If you're unemployed/underemployed, chances are, you're anti-social. This is partially because you don't have any money to do anything, but largely because your life is an embarrassment. Meeting new people becomes a nightmare, because they will inevitably ask you what you do for a living. You might be tempted to answer honestly, saying something like "I DON'T DO ANYTHING!!!!" before bursting into tears.

Do not do this. There are 4 ways you can handle this question without looking like a loser.

DEALING WITH THE QUESTION: "WHAT DO YOU DO?"

METHOD 1: DEFLECTION- Smile and say "I think a better question is... what don't I do?" (bonus points if you suggestively waggle your eyebrows). You've taken the conversation into a completely different direction, and if you're at a bar, there's a strong chance you won't be paying for anything the rest of the evening.

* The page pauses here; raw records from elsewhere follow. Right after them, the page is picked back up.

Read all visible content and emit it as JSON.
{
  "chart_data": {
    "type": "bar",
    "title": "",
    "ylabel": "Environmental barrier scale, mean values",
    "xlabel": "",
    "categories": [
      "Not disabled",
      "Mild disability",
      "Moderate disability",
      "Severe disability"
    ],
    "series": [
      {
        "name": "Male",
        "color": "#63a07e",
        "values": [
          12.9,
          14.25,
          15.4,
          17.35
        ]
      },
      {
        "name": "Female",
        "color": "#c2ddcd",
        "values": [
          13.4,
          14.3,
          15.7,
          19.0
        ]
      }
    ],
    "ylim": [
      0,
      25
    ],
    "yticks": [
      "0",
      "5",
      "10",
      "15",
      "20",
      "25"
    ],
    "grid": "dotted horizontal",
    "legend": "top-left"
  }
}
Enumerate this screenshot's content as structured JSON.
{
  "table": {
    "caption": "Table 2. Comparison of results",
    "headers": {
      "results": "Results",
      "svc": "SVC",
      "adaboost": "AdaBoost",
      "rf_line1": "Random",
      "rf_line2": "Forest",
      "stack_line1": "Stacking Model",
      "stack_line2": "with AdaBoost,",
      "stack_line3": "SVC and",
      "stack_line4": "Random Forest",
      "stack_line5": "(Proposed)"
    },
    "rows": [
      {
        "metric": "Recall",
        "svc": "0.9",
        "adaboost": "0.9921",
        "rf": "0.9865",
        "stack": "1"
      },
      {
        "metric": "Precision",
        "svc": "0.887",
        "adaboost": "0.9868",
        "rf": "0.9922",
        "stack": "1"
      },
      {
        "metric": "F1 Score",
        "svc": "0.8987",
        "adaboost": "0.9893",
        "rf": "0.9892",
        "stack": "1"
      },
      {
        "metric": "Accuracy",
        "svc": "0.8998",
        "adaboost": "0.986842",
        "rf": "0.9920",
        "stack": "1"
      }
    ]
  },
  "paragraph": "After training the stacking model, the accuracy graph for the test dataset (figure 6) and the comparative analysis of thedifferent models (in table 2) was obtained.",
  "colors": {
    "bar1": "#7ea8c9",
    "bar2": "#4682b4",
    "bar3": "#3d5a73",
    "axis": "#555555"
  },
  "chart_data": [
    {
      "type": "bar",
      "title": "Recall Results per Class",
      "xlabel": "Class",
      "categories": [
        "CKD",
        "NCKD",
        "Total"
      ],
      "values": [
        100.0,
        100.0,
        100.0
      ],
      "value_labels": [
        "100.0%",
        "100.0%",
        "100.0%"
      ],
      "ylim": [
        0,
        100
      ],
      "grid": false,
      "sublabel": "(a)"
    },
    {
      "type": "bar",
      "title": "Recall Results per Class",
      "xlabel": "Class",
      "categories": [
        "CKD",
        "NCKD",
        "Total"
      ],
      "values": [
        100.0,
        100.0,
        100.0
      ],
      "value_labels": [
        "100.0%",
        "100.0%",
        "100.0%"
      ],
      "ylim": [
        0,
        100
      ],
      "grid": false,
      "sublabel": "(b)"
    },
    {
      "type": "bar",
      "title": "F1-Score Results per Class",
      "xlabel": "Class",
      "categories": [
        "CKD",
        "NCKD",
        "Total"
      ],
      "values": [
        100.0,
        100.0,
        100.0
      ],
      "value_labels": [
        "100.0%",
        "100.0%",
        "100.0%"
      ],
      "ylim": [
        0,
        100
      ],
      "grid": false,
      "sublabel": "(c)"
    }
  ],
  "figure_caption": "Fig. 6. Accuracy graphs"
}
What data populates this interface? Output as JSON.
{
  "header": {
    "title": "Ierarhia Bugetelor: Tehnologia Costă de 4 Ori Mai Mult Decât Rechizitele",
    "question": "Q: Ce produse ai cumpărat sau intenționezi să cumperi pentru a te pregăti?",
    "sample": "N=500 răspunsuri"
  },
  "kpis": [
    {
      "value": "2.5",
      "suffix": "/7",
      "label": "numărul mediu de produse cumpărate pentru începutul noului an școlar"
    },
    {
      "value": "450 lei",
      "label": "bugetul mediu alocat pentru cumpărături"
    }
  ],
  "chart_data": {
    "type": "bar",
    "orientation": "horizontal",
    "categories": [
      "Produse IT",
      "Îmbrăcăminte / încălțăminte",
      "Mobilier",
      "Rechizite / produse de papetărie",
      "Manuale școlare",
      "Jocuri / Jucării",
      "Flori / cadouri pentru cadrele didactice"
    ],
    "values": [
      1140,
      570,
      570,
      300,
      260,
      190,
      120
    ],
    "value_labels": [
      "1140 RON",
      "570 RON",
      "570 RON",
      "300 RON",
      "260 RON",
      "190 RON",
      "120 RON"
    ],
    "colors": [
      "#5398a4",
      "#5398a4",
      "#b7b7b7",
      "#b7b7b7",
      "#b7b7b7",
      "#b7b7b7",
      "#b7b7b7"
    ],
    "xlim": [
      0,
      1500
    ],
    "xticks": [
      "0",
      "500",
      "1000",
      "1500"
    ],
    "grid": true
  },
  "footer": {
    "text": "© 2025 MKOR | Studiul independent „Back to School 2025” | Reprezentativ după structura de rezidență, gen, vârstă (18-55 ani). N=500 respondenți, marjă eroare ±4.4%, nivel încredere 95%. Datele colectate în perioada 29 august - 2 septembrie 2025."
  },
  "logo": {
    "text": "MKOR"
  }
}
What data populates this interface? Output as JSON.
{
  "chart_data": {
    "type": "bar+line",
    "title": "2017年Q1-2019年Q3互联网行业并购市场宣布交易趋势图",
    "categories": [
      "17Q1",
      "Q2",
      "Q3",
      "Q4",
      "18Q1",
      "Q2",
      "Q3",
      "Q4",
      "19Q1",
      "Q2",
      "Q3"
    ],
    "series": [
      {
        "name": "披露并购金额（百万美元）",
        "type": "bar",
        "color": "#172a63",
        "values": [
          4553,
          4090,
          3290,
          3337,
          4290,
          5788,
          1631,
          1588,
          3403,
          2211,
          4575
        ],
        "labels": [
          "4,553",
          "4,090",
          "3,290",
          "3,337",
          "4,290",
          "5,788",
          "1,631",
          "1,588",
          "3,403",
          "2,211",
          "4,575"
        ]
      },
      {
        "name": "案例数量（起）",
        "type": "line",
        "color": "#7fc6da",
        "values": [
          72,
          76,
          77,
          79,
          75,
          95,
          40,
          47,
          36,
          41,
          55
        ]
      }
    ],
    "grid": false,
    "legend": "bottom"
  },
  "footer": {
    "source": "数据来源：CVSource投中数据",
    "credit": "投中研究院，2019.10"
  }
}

METHOD 2: BE VAGUE- Be honest... sort of. 
  • EXAMPLE 1: You work at McDonalds. Tell people you're a culinary specialist. No one needs to know McNuggets are your specialty.
  • EXAMPLE 2: You're a cashier at Forever 21. Tell people you work in fashion. It's not your fault if whoever you tell that to assumes you mean something fancier. You're not a liar- they're just snooty.
  • EXAMPLE 3: You don't have a job. Tell people you're an independent researcher. No one has to know your "research" is just you typing things like "watch How High free online" into your Google search bar.
METHOD 3: LIE- Face it kiddo, your life's a mess. It might be nice to pretend like it isn't for a little while. There are several ways this one can go wrong, making you seem even more pathetic than you would have if you just told the truth. If you choose this method, make sure you do the following:
  • BE CERTAIN YOU'LL NEVER HAVE TO SEE THIS PERSON AGAIN. The idea is that you escape your shitty life for a few hours, not that you end up leading a double life as a fake interior decorator.
  • PICK SOMETHING KIND OF BORING: If you tell people that you're Beyonce's personal assistant, that's all they're going to want to talk about. If you tell people you're a tap dancer, they're going to want to see your moves (this actually happened to me once). When choosing a fake career, it's best to go dull but lucrative, like an accountant or a podiatrist. This way, they'll think you aren't a bum, and they won't want to hear details. 
METHOD 4: JUST DON'T GO OUT- Why bother putting pants on to go out and spend money you don't have when you can watch a Love and Hip Hop Atlanta marathon and cry into your cereal for free? We all know that's what you feel like doing anyway. 

Remember, you're only a loser if other people think you're a loser.*


*Just kidding, assface! You're totally still a loser. Now get a job before you become Karlie from LHHATL.